Separately, a new U.N. report that circulated Wednesday said that international terrorist groups carried out more attacks in Iraq and Syria in the last six months of 2018 than in any other country and that Islamic State extremists were primarily to blame.

U.N. experts said in the report to the Security Council that the Islamic State and its affiliates "continue to pose the main and best-resourced international terrorist threat, while al-Qaida remains resilient and active in many regions and retains the ambition to project itself more internationally."

Even though the Islamic State's territorial losses in Iraq and Syria "have forced the group to abandon notions of controlling a geographical so-called 'caliphate' for the near future," the experts said its leaders continue to advance this aspiration in statements and online propaganda.

The panel of experts said the Islamic State "has not yet been defeated" in Syria.

Islamic State fighters remain under "intense military pressure" in their stronghold in eastern Syria, the experts said, but have "shown a determination to resist and the capability to counter-attack."

U.N. member states, who were not identified, estimate the number of Islamic State militants active in Iraq and Syria at between 14,000 and 18,000, the experts said.
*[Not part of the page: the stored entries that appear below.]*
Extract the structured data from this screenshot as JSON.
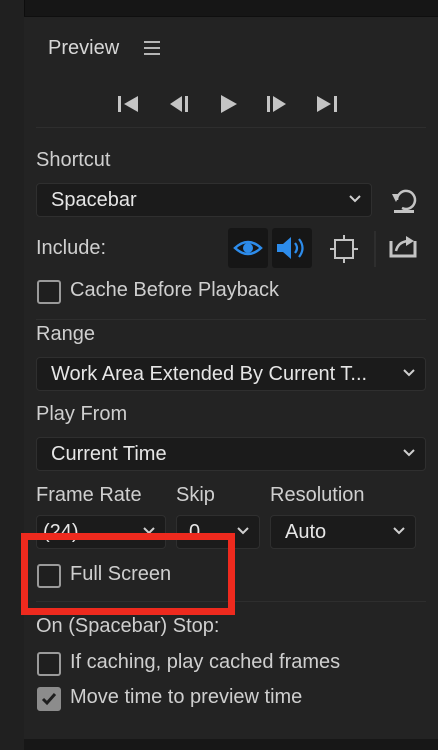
{
  "panel": {
    "title": "Preview"
  },
  "shortcut": {
    "label": "Shortcut",
    "value": "Spacebar"
  },
  "include": {
    "label": "Include:"
  },
  "cache_before_playback": {
    "label": "Cache Before Playback",
    "checked": false
  },
  "range": {
    "label": "Range",
    "value": "Work Area Extended By Current T..."
  },
  "play_from": {
    "label": "Play From",
    "value": "Current Time"
  },
  "frame_rate": {
    "label": "Frame Rate",
    "value": "(24)"
  },
  "skip": {
    "label": "Skip",
    "value": "0"
  },
  "resolution": {
    "label": "Resolution",
    "value": "Auto"
  },
  "full_screen": {
    "label": "Full Screen",
    "checked": false
  },
  "stop": {
    "label": "On (Spacebar) Stop:",
    "if_caching": {
      "label": "If caching, play cached frames",
      "checked": false
    },
    "move_time": {
      "label": "Move time to preview time",
      "checked": true
    }
  },
  "colors": {
    "accent_blue": "#2d8ceb",
    "highlight_red": "#ee2a1e",
    "panel_bg": "#232323"
  }
}
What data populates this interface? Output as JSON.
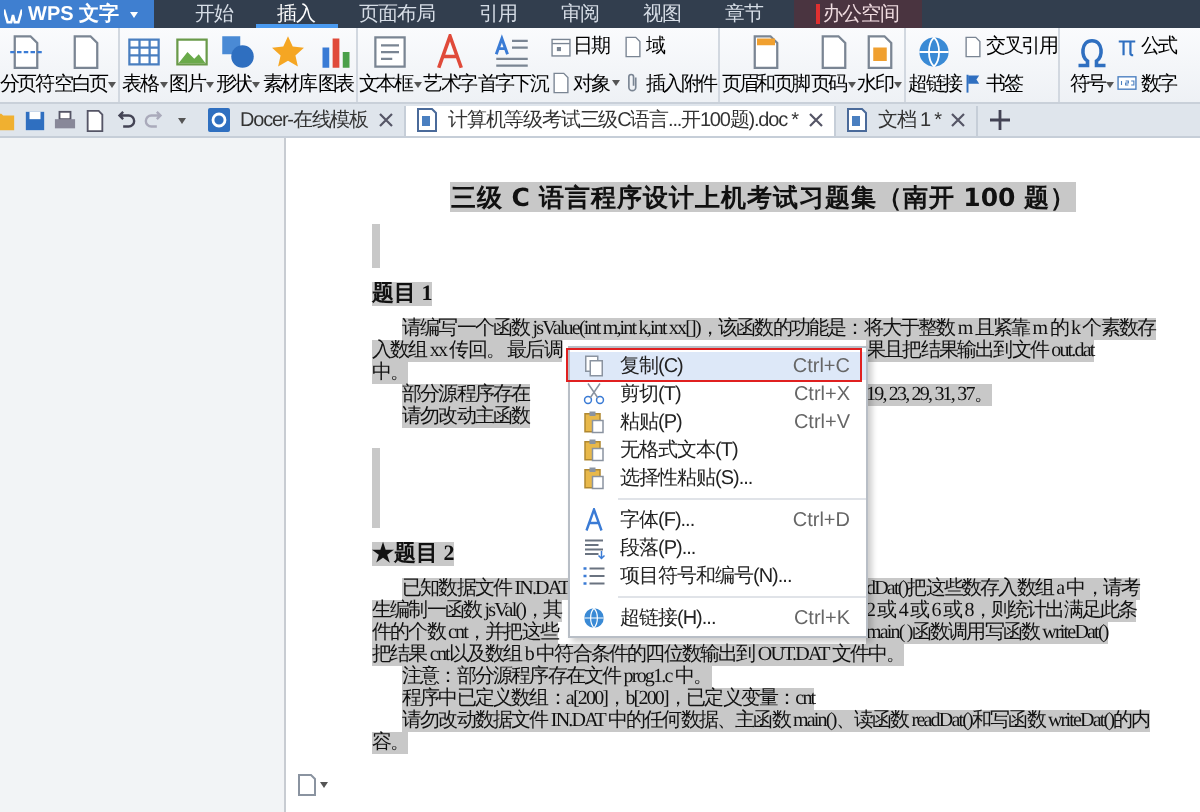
{
  "app_button": "WPS 文字",
  "menu_tabs": [
    {
      "label": "开始",
      "selected": false,
      "kind": "tab"
    },
    {
      "label": "插入",
      "selected": true,
      "kind": "tab"
    },
    {
      "label": "页面布局",
      "selected": false,
      "kind": "tab"
    },
    {
      "label": "引用",
      "selected": false,
      "kind": "tab"
    },
    {
      "label": "审阅",
      "selected": false,
      "kind": "tab"
    },
    {
      "label": "视图",
      "selected": false,
      "kind": "tab"
    },
    {
      "label": "章节",
      "selected": false,
      "kind": "tab"
    },
    {
      "label": "办公空间",
      "selected": false,
      "kind": "space"
    }
  ],
  "ribbon_groups": [
    {
      "columns": [
        {
          "kind": "large",
          "label": "分页符",
          "dropdown": false
        },
        {
          "kind": "large",
          "label": "空白页",
          "dropdown": true
        }
      ]
    },
    {
      "columns": [
        {
          "kind": "large",
          "label": "表格",
          "dropdown": true
        },
        {
          "kind": "large",
          "label": "图片",
          "dropdown": true
        },
        {
          "kind": "large",
          "label": "形状",
          "dropdown": true
        },
        {
          "kind": "large",
          "label": "素材库",
          "dropdown": false
        },
        {
          "kind": "large",
          "label": "图表",
          "dropdown": false
        }
      ]
    },
    {
      "columns": [
        {
          "kind": "large",
          "label": "文本框",
          "dropdown": true
        },
        {
          "kind": "large",
          "label": "艺术字",
          "dropdown": false
        },
        {
          "kind": "large",
          "label": "首字下沉",
          "dropdown": false
        },
        {
          "kind": "stack",
          "items": [
            {
              "label": "日期",
              "dropdown": false
            },
            {
              "label": "对象",
              "dropdown": true
            }
          ]
        },
        {
          "kind": "stack",
          "items": [
            {
              "label": "域",
              "dropdown": false
            },
            {
              "label": "插入附件",
              "dropdown": false
            }
          ]
        }
      ]
    },
    {
      "columns": [
        {
          "kind": "large",
          "label": "页眉和页脚",
          "dropdown": false
        },
        {
          "kind": "large",
          "label": "页码",
          "dropdown": true
        },
        {
          "kind": "large",
          "label": "水印",
          "dropdown": true
        }
      ]
    },
    {
      "columns": [
        {
          "kind": "large",
          "label": "超链接",
          "dropdown": false
        },
        {
          "kind": "stack",
          "items": [
            {
              "label": "交叉引用",
              "dropdown": false
            },
            {
              "label": "书签",
              "dropdown": false
            }
          ]
        }
      ]
    },
    {
      "columns": [
        {
          "kind": "large",
          "label": "符号",
          "dropdown": true
        },
        {
          "kind": "stack",
          "items": [
            {
              "label": "公式",
              "dropdown": false
            },
            {
              "label": "数字",
              "dropdown": false
            }
          ]
        }
      ]
    }
  ],
  "doc_tabs": [
    {
      "label": "Docer-在线模板",
      "selected": false
    },
    {
      "label": "计算机等级考试三级C语言...开100题).doc *",
      "selected": true
    },
    {
      "label": "文档 1 *",
      "selected": false
    }
  ],
  "document": {
    "selected": true,
    "title": "三级 C 语言程序设计上机考试习题集（南开 100 题）",
    "sections": [
      {
        "heading": "题目 1",
        "lines": [
          {
            "left": "请编写一个函数 jsValue(int m,int k,int xx[])，该函数的功能是：将大于整数 m 且紧靠 m 的 k 个素数存",
            "indent": true
          },
          {
            "left": "入数组 xx 传回。 最后调",
            "right": "果且把结果输出到文件 out.dat",
            "indent": false
          },
          {
            "left": "中。",
            "indent": false
          },
          {
            "left": "部分源程序存在",
            "right": "19, 23, 29, 31, 37。",
            "indent": true
          },
          {
            "left": "请勿改动主函数",
            "indent": true
          }
        ]
      },
      {
        "heading": "★题目 2",
        "lines": [
          {
            "left": "已知数据文件 IN.DAT",
            "right": "dDat()把这些数存入数组 a 中，请考",
            "indent": true
          },
          {
            "left": "生编制一函数 jsVal()，其",
            "right": "2 或 4 或 6 或 8，则统计出满足此条",
            "indent": false
          },
          {
            "left": "件的个数 cnt，并把这些",
            "right": "main( )函数调用写函数 writeDat()",
            "indent": false
          },
          {
            "left": "把结果 cnt以及数组 b 中符合条件的四位数输出到 OUT.DAT 文件中。",
            "indent": false
          },
          {
            "left": "注意：部分源程序存在文件 prog1.c 中。",
            "indent": true
          },
          {
            "left": "程序中已定义数组：a[200]，b[200]，已定义变量：cnt",
            "indent": true
          },
          {
            "left": "请勿改动数据文件 IN.DAT 中的任何数据、主函数 main()、读函数 readDat()和写函数 writeDat()的内",
            "indent": true
          },
          {
            "left": "容。",
            "indent": false
          }
        ]
      }
    ]
  },
  "context_menu": {
    "groups": [
      [
        {
          "label": "复制(C)",
          "shortcut": "Ctrl+C",
          "selected": true
        },
        {
          "label": "剪切(T)",
          "shortcut": "Ctrl+X",
          "selected": false
        },
        {
          "label": "粘贴(P)",
          "shortcut": "Ctrl+V",
          "selected": false
        },
        {
          "label": "无格式文本(T)",
          "selected": false
        },
        {
          "label": "选择性粘贴(S)...",
          "selected": false
        }
      ],
      [
        {
          "label": "字体(F)...",
          "shortcut": "Ctrl+D",
          "selected": false
        },
        {
          "label": "段落(P)...",
          "selected": false
        },
        {
          "label": "项目符号和编号(N)...",
          "selected": false
        }
      ],
      [
        {
          "label": "超链接(H)...",
          "shortcut": "Ctrl+K",
          "selected": false
        }
      ]
    ]
  }
}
This includes between 3,000 and 4,000 in the only remaining Islamic State-held territory in Syria, in the Middle Euphrates River valley near the Iraqi border, around the town of Hajin, they said.

Information for this article was contributed by Edith M. Lederer of The Associated Press.

photo

AP/ALEX BRANDON

Secretary of State Mike Pompeo (background) gives opening remarks Wednesday at the State Department to a gathering of representatives of a U.S.-led coalition fighting the Islamic State group. Pompeo and President Donald Trump defended the U.S. decision to withdraw from Syria, and Trump predicted that “the caliphate” will be completely in coalition hands within days.